Die Befunde dieser Arbeit sind aus methodologischer Perspektive mit einiger Zurückhaltung zu interpretieren. Dass der positive Schmerzeffekt erst nach selektivem Ausschluss der drei qualitativ schwächsten Studien sichtbar wird, entspricht einer Post-hoc-Sensitivitätsanalyse; ein solches Vorgehen kann zwar der Homogenisierung des Datenpools dienen, birgt aber das Risiko, das gewünschte Ergebnis zu erzeugen. Hinzu kommt die ausgeprägte Heterogenität der eingesetzten Laserparameter zwischen den Studien, die eine biologisch sinnvolle Aggregation grundsätzlich in Frage stellt. Dass die Funktionsverbesserung, also das klinisch am unmittelbarsten relevante Outcome, trotz nachweisbarer Schmerz- und ROM-Effekte ausbleibt, ist ein diskordanter Befund, der die klinische Bedeutsamkeit der beobachteten Einzeleffekte relativiert. Das Cochrane-Review von Page und Kollegen aus dem Jahr 2016 zu elektrotherapeutischen Verfahren bei Rotatorenmanschettenerkrankungen kam zu dem Schluss, dass PBM gegenüber Placebo lediglich kurzfristige Vorteile bei geringer Evidenzqualität zeige und keinen wesentlichen Zusatznutzen in Kombination mit anderen physiotherapeutischen Maßnahmen biete; an dieser Einschätzung hat sich im Kern wenig geändert.
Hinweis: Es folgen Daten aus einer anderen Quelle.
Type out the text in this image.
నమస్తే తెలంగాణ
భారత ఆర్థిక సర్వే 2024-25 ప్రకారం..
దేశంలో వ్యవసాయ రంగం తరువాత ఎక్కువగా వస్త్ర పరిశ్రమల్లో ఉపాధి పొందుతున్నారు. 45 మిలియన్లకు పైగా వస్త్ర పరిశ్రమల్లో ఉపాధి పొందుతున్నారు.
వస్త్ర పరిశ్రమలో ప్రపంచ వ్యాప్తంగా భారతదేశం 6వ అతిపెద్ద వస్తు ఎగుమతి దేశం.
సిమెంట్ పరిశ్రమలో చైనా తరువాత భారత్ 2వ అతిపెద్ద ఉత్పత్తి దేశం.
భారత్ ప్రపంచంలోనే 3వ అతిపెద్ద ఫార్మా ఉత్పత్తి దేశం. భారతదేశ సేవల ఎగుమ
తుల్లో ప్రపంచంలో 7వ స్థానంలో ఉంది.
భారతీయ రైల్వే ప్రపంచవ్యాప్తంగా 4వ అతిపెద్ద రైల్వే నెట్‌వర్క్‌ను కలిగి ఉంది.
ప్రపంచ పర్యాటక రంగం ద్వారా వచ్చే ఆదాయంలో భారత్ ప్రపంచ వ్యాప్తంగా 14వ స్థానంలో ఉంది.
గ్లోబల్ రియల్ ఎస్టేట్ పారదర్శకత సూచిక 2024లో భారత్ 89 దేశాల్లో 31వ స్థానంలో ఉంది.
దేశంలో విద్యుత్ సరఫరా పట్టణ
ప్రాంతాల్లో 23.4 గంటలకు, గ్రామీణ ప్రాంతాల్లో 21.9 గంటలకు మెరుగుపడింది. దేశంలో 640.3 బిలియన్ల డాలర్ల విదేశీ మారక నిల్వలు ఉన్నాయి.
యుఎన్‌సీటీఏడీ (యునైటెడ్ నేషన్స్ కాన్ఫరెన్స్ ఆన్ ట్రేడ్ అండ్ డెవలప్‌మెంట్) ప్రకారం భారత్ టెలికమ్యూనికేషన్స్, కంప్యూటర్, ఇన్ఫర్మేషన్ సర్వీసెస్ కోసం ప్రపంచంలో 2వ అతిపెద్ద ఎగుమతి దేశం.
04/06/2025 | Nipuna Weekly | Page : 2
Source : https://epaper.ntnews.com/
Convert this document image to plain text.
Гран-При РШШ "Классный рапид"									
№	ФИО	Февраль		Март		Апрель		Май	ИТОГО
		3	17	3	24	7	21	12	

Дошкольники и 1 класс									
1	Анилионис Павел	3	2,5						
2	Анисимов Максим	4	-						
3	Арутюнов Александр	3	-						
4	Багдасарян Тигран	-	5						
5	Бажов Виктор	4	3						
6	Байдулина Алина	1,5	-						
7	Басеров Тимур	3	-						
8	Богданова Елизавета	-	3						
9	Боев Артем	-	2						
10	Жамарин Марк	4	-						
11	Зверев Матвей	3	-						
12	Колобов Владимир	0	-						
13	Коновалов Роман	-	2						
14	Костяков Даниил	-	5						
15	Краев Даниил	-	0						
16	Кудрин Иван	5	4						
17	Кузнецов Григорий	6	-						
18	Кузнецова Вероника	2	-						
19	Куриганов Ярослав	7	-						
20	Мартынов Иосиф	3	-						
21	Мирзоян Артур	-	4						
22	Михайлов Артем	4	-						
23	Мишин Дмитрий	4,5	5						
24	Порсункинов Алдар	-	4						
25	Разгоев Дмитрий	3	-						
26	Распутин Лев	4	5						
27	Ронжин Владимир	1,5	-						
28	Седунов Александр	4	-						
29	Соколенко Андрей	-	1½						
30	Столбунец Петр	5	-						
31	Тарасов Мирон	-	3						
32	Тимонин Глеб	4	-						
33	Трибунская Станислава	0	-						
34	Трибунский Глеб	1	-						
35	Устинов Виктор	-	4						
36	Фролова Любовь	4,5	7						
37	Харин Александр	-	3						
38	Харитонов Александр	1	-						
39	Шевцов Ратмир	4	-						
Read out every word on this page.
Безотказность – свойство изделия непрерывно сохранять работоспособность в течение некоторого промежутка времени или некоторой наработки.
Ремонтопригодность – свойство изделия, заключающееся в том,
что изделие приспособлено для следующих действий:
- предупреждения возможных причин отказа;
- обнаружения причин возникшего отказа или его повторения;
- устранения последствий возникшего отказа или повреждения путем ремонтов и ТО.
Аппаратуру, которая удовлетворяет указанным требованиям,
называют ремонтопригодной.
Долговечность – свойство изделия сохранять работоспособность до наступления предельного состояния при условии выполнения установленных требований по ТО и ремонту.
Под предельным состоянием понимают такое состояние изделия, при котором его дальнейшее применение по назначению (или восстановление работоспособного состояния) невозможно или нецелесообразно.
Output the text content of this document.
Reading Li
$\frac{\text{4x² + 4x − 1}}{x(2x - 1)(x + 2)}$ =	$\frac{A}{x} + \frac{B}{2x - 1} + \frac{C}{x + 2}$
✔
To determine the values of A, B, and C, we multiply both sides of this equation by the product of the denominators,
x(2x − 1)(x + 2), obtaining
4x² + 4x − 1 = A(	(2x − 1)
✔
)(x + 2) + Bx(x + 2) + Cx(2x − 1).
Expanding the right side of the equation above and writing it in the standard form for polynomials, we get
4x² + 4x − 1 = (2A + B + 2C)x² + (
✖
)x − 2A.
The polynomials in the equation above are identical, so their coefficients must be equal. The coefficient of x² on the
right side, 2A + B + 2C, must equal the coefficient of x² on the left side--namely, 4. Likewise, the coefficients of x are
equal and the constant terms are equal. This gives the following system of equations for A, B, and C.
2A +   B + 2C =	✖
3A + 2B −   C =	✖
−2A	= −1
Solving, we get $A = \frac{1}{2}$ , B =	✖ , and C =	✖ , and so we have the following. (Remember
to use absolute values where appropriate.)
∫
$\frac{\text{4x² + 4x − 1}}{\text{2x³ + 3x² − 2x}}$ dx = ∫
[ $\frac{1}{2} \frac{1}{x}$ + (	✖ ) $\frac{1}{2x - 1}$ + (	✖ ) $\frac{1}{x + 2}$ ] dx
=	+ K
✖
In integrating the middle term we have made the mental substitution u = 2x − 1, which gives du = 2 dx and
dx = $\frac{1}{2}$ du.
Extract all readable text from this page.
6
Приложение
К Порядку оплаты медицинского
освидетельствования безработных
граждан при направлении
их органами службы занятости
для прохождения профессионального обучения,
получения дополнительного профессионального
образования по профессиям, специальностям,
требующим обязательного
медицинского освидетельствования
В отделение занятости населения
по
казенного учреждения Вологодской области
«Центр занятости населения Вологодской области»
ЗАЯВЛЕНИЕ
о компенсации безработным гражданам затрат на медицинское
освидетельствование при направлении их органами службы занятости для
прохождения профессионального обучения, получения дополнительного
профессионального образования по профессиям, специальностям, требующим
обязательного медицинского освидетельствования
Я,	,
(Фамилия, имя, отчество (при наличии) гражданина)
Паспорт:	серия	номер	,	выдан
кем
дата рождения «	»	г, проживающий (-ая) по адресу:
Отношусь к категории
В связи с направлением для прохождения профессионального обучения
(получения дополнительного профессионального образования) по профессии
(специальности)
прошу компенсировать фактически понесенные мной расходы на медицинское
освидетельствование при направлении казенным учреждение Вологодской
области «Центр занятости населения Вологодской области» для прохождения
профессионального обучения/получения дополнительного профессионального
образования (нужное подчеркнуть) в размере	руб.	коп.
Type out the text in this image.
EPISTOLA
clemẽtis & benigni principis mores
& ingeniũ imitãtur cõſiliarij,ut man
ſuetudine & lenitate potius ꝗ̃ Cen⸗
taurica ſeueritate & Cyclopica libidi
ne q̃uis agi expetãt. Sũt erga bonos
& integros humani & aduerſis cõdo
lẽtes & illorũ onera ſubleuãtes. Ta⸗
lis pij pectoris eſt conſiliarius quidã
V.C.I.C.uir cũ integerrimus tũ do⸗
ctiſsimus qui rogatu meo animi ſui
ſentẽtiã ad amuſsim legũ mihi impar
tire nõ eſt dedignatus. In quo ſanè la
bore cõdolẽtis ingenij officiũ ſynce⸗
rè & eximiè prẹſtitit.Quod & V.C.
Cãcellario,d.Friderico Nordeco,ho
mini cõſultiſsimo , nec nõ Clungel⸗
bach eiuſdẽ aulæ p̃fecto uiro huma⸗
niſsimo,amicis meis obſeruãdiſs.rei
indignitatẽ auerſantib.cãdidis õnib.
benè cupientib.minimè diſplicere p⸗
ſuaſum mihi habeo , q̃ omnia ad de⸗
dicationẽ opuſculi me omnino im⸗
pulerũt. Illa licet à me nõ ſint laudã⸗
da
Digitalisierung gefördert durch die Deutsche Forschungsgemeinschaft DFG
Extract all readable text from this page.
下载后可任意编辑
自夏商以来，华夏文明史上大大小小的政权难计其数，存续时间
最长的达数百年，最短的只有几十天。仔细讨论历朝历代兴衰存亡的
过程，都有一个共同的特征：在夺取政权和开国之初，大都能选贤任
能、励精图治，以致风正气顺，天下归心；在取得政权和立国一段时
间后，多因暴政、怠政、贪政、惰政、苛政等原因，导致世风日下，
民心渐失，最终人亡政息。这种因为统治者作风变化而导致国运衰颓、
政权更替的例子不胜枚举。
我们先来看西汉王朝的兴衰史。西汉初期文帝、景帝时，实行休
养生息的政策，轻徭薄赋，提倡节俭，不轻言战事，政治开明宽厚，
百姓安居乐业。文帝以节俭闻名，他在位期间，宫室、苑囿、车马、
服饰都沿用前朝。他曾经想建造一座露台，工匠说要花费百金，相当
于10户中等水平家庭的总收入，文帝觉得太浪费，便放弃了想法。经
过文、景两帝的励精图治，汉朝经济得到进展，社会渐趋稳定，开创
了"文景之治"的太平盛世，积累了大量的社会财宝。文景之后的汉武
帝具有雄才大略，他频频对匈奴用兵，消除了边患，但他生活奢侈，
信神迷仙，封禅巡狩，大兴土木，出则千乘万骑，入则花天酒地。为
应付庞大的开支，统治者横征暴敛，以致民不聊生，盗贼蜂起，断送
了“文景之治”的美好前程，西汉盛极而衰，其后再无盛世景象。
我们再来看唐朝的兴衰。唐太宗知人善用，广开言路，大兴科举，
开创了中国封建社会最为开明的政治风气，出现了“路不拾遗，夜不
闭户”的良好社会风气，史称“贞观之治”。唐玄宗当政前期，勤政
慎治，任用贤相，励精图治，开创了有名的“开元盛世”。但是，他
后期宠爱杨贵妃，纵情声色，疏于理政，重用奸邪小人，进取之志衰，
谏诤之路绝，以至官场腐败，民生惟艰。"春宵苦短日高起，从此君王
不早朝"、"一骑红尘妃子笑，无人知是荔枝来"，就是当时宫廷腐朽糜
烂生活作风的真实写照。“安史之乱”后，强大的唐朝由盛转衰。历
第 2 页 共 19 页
Im Unterschied dazu zeigte ein kürzlich in der Wiener Klinischen Wochenschrift veröffentlichter RCT von Tombak und Kollegen (2024) bei der kalzifizierenden Rotatorenmanschettentendinopathie günstigere Resultate von LLLT hinsichtlich Schmerz, Bewegungsumfang und sonografisch nachweisbarer Kalzifikationsreduktion, was darauf hindeutet, dass PBM bei spezifischen Subentitäten der Schulterproblematik wirksamer sein könnte als bei funktionellen Impingementsymptomen allgemein. Insgesamt legt die Gesamtschau der Literatur nahe, dass die Wirksamkeit von PBM in hohem Maße dosimetrieabhängig ist und gegenwärtig kein evidenzbasierter Konsens über optimale Parameter besteht.

Klinische Konsequenz

PBM kann als nebenwirkungsarmes Adjuvans zur Bewegungstherapie beim Schulterimpingementsyndrom in Betracht gezogen werden, ohne dass dabei übertriebene Erwartungen geweckt werden sollten. Kurzfristige Schmerzlinderung und eine Erweiterung des passiven Bewegungsumfangs sind plausibel und durch die vorliegende Datenlage unterstützt; eine nachhaltige funktionelle Verbesserung hingegen ist nicht gesichert. Die klinisch entscheidende Frage, welche Laserparameter bei welchem Patienten eingesetzt werden sollten, bleibt mangels Standardisierung offen. Künftige Studien müssen deutlich homogenere Dosimetrieprotokolle, konsequentere Verblindungsverfahren und eine sorgfältigere Randomisierung implementieren, um die klinische Entscheidungsfindung auf eine belastbarere Grundlage zu stellen.